In the end, the familiar picture in his mind saw him pushing the pedal down and driving faster toward the horizon. There was no clear destination in mind. Elon drove until his gut told him to stop, following road signs and turning when the mood struck. He now understood there was something about Chicago drawing him forward like a fish on a hook.

That awesome sense of destiny had not lessened his anxiety in the least.

He took the seven hundred dollars in his pocket and rented a crappy apartment for a month. Roaches skittered the length of paper-thin walls while neighbors argued about whose turn it was to take the dog for a walk. The carpet smelled of stale urine with a hint of shattered dreams and an undertone of depression, but it was his place. The first one he’d gotten on his own without help from anyone.

That counted for something.

The next item on his agenda was a job. His degree was in marketing, and Elon decided the instant he finished his thesis—and walked down the aisle in his graduation gown—he’d rather do anything else. Down the road, perhaps, but not immediately. He needed time to explore. There was a huge world of opportunities. Places to go, new friends to make, and he didn’t want to be stuck in a rut without having experienced it. Any of it.

Which was what he did, driving the streets in search of help wanted signs. And there it was, a hand-drawn sign in looping calligraphy denoting the need for extra help. Flower shop? His mind immediately conjured a group of ladies lined in a row, their dresses in shades of matching pastel colors while they gossiped like hens.
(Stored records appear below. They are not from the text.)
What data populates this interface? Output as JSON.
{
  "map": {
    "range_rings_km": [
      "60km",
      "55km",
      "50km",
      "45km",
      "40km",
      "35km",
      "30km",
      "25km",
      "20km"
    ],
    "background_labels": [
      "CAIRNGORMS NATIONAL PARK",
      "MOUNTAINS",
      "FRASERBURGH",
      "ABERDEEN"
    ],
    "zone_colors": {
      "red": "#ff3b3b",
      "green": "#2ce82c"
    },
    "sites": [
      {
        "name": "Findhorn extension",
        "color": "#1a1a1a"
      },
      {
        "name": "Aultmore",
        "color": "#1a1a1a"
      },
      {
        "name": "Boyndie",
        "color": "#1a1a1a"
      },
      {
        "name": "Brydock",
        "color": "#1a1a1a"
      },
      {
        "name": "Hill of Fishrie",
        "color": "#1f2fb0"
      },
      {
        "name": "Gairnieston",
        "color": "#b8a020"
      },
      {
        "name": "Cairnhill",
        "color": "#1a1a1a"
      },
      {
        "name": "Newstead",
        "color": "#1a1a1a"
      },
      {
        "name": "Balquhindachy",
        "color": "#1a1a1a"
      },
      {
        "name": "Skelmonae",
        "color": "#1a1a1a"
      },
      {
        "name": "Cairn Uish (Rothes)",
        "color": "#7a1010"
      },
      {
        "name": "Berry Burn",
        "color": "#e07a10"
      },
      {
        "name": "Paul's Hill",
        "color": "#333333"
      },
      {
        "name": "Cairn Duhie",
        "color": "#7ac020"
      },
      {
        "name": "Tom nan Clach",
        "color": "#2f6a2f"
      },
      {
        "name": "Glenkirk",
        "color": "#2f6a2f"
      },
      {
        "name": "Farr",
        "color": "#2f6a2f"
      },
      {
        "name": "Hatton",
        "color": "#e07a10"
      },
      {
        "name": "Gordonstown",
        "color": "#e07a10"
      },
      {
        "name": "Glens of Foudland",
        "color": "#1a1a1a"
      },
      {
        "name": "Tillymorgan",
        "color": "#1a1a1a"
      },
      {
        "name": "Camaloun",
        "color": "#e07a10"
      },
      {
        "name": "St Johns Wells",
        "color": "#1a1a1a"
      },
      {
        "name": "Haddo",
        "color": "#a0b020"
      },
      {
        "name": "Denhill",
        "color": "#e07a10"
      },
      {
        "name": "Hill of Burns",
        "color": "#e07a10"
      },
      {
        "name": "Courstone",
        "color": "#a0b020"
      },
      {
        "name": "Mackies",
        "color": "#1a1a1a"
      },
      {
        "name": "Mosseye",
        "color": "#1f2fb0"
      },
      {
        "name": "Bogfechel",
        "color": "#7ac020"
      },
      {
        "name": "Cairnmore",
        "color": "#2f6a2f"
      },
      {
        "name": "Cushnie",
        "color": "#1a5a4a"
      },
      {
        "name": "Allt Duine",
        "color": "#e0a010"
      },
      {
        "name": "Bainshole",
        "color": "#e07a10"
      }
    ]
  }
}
Still, he listened to the urging in his gut, the tiny push from his mind that told him yes, this is the place I need to be.

Who was he to fight destiny?

Opening the door to a tinkle of bells, Elon had drawn in the scents of the workplace, contemplated the blooms on display, and wondered what kind of people stalked those counters.

Then he saw her.

She was a vision, with a mass of hair the color of autumn leaves cascading over the shoulders of her shirt. Her arms were bare, silver earrings winking at her earlobes and her mouth painted red. None of it compared to her eyes. Her eyes, sparkling with interest, were blue and amber and green, dominating a flawless face and adding interest to her tall, slim figure.

Weeks later, when the haze finally cleared from his brain, he would decide it had been a long fall off a short cliff. A cannonball to the gut or a bullet plowing through his chest. His heart stopped, skipped a beat, two, and then restarted with a zap.

She had shot him out of a holding pattern as his heart and loins simultaneously leaped to attention. Yes, his heart whispered. There she is.

“Can I help you?” she’d asked in a smoky voice.

He’d never seen a perfect human being before, such a striking combination of attributes. Yet there she was. Real. She’d clad her slender frame in a V-neck shirt the color of emeralds to offset her hair. Elon slapped his hands over his suddenly tight pants and considered his life most decidedly on the right track after all.

Only luck had him getting the job without any kind of prior training or experience.

Now he shook his head to clear it, and came to attention at the snap of her fingers. “Elon, my God. Get your head out of your butt and focus on what you’re doing. Those peonies look awful!”